The Shame of What We Are
“Why would anyone be nostalgic for unhappiness?” The teenage Art Dennison wonders this while contemplating his less than ideal childhood, and while realizing he actually misses it. Art, the main character of Sam Gridley’s novel, The Shame of What We Are, is five years old and living in 1950s New Jersey when the book begins, a child desperate to escape his parents’ constant fighting. For the next thirteen years, he is ping-ponged from coast to coast and house to house, losing himself in science fiction and his own peculiar imagination. Detachment will be Art’s defense mechanism throughout his young life.
Gridley is a former Stegner Fellow at Stanford, and his stories have been published in several journals. But The Shame of What We Are is his first printed novel—or rather, “a novel in pieces,” and this fragmentary storytelling rides in perfect pitch with the disjointed life its protagonist leads. After trying, but failing, to block out yet another parental spat, Art takes a more extreme approach that goes beyond a need to merely disassociate: “He squished his forehead into the plaster until the pain grew strong enough to balance the electric zaps of understanding.” Art refuses to make sense of the anger around him, then yearns to remain wholly separate from it. But this desire for isolation will have its own ill effects.
Like many young people, Art feels as though he is drifting without a solid place to land, a sensation which is only exacerbated by his tumultuous home life. But when he visits relatives, he glimpses a different, more stable kind of family. Alone at night, he presses a hand to the window, “but the glass pane was chilly to the touch, a reminder that he might always be separated from the genuine world even when he was on the inside.” Art has convinced himself he is different, and wonders if it is even possible for him to belong.

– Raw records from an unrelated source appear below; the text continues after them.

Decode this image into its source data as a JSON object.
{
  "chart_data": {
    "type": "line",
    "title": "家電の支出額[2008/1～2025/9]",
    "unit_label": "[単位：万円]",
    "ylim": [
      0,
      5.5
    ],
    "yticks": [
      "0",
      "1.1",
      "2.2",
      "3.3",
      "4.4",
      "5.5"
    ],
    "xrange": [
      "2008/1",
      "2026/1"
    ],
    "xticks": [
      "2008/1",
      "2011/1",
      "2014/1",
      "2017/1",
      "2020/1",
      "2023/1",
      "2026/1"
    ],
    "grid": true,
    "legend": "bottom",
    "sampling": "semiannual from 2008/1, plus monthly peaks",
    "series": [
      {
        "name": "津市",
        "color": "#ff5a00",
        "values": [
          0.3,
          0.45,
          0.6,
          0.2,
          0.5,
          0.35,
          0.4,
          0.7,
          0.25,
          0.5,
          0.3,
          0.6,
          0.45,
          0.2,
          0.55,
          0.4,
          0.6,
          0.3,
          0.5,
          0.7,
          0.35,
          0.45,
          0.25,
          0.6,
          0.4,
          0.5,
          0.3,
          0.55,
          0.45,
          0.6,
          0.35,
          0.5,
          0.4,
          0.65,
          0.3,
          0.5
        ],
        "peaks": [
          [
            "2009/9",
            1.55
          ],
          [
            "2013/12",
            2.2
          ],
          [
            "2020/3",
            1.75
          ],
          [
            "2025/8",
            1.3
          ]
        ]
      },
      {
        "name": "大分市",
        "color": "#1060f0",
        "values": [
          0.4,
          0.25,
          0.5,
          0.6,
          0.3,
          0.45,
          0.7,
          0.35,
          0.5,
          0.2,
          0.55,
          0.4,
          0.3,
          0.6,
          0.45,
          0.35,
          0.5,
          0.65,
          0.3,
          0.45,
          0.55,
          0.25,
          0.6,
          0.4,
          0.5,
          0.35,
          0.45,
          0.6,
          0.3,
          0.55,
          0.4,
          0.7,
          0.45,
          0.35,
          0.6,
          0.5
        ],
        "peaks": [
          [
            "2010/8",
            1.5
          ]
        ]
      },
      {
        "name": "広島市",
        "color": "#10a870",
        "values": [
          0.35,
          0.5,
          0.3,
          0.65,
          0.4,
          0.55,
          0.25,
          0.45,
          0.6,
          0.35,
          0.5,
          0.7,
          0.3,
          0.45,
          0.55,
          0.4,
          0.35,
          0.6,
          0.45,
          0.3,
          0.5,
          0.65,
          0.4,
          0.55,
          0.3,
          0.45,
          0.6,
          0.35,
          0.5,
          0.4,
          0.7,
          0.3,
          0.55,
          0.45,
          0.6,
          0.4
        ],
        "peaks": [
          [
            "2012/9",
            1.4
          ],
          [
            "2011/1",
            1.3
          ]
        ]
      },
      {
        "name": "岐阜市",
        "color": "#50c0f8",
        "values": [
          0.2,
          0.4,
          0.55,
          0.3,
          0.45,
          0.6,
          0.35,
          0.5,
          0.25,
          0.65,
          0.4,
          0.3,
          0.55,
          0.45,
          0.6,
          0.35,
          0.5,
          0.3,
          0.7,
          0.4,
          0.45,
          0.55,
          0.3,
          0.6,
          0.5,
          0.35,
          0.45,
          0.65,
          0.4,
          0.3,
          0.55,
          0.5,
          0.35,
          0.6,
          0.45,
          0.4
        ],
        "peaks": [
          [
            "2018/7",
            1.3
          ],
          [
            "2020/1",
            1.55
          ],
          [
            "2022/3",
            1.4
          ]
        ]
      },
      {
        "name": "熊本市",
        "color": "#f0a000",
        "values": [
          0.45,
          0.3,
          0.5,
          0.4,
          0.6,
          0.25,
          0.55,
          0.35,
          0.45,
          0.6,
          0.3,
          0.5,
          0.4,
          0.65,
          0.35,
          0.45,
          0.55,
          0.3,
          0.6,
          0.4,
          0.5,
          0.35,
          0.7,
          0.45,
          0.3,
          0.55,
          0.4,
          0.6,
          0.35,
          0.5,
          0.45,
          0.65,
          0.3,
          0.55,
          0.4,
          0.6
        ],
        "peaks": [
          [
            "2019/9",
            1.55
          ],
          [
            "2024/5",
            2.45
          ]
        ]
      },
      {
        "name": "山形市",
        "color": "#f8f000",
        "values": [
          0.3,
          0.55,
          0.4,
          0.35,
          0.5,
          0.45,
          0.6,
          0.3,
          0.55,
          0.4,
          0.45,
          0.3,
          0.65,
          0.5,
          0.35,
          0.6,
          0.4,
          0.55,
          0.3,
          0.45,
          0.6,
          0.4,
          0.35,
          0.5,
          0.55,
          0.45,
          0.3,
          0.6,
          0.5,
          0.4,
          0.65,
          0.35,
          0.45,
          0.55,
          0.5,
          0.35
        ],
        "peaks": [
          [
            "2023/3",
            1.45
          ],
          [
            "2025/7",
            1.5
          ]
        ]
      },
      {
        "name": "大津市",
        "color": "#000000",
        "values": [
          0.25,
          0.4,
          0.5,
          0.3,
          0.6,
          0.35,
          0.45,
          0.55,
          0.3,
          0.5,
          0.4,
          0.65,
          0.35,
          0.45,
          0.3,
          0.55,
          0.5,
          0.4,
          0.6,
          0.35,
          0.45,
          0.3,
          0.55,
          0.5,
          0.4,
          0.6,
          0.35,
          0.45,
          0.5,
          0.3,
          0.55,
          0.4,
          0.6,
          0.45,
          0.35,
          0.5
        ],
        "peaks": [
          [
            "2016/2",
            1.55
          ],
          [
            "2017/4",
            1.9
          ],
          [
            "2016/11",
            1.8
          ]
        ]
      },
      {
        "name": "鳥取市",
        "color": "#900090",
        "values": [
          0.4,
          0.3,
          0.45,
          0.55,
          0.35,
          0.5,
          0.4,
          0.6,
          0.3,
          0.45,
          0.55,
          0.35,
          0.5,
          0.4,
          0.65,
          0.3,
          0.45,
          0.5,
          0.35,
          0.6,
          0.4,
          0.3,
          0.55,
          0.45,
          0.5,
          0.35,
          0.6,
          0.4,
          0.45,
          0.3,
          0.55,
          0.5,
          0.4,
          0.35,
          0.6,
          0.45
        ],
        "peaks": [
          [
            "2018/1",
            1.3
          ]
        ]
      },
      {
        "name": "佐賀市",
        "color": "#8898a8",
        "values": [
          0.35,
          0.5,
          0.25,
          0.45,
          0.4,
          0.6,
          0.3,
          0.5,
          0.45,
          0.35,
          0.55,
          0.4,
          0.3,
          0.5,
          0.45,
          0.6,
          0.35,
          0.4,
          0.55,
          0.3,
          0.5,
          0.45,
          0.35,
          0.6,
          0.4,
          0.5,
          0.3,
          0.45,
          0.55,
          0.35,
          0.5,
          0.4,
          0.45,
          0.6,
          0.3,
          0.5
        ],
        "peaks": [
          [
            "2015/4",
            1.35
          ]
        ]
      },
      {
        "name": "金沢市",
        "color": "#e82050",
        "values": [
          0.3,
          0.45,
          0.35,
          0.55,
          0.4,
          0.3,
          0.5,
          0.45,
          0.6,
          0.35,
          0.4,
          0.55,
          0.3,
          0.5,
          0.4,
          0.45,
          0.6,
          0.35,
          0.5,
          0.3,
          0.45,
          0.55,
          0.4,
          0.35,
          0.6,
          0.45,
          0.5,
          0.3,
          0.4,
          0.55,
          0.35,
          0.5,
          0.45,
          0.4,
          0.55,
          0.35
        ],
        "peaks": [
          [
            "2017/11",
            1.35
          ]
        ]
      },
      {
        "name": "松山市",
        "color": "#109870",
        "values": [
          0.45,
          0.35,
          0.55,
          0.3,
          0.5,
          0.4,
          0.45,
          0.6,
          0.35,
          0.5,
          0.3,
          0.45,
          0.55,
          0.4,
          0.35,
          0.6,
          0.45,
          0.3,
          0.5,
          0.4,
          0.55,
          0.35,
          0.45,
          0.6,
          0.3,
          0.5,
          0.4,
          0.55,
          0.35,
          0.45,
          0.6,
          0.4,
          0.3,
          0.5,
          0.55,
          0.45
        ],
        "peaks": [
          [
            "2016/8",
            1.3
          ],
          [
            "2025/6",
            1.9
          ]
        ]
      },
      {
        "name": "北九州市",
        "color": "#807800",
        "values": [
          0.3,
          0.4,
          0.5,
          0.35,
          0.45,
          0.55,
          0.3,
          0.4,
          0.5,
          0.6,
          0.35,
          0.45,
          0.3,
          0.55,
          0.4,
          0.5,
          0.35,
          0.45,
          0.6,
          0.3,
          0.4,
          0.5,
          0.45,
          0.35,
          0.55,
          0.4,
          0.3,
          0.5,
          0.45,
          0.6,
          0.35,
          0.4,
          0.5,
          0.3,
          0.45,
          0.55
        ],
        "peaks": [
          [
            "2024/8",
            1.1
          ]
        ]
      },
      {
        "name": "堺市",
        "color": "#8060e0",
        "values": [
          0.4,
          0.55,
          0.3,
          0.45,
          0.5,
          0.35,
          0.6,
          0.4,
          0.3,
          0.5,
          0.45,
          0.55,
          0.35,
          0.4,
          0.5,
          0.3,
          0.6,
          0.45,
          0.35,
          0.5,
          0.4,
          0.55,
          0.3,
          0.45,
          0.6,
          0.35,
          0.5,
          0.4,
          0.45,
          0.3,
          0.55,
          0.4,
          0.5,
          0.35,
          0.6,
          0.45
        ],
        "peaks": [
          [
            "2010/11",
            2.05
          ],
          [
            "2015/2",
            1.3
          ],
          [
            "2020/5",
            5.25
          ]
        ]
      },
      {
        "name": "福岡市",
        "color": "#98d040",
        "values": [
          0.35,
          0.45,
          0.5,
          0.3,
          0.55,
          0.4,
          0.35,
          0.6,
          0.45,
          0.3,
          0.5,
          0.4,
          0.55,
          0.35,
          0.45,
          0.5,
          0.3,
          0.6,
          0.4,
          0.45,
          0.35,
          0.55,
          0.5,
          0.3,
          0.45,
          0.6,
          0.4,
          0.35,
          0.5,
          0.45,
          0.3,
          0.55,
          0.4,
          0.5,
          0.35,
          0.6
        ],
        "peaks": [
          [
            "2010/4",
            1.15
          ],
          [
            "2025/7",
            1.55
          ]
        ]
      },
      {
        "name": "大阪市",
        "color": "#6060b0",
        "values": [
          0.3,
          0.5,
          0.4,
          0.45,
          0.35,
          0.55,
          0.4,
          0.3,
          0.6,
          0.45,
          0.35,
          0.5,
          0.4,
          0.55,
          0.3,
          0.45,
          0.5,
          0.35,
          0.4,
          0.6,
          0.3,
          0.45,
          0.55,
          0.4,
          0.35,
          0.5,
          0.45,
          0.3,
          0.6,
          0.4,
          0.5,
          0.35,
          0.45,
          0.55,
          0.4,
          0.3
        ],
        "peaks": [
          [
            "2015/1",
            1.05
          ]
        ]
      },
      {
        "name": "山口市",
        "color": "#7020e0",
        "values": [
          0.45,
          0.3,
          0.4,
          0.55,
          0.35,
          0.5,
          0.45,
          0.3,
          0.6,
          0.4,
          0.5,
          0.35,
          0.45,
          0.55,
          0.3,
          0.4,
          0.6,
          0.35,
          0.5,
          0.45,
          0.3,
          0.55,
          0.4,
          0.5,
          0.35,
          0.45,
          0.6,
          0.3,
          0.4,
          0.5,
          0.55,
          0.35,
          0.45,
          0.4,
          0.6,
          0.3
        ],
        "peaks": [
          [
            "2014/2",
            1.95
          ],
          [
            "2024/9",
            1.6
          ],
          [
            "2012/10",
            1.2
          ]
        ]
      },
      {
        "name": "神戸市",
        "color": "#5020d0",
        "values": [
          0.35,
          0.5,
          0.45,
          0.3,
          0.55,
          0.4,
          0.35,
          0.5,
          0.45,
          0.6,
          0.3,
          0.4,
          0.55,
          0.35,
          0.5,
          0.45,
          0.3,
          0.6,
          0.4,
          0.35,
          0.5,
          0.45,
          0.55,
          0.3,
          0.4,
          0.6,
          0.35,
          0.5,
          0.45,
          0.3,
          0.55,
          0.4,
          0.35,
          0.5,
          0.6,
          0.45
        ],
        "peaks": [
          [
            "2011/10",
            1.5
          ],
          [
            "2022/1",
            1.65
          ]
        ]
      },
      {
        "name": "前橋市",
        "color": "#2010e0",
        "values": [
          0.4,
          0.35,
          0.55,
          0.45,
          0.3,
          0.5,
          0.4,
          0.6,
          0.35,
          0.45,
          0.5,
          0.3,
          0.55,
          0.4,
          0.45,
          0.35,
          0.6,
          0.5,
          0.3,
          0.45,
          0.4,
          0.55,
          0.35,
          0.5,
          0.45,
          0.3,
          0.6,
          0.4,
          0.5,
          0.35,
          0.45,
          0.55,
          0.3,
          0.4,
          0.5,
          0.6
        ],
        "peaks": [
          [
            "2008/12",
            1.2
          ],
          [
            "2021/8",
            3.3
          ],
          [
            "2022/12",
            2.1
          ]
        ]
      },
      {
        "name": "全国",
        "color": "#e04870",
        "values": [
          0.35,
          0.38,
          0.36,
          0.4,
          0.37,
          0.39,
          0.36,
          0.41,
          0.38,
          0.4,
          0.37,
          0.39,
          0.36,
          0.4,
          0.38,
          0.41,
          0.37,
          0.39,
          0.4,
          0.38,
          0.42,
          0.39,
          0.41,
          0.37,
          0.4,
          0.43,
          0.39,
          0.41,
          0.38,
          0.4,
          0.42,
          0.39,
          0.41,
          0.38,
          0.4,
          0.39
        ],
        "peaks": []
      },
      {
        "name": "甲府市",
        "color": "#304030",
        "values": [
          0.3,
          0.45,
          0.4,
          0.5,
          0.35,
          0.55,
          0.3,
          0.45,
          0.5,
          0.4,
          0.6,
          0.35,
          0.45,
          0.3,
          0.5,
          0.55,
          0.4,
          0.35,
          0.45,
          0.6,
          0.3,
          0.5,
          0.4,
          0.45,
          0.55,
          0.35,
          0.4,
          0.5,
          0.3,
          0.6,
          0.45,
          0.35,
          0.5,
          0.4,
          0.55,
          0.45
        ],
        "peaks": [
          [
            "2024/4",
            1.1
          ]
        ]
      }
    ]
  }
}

Filled with a self-deprecating humor, and stark, if not painful, insights into how one survives in a precarious environment, this novel slices open the veins of a confused boy and allows the reader to walk a decade inside his skin. Though at times it is uncomfortable, one cannot turn too long from the truths unfolding in these pages, and when the grown-up Art declares, “I may belong in another universe, but I do want to be human, I do, I do,” one recognizes this decision as the step forward every person must take to find his place, and his peace, in this volatile world.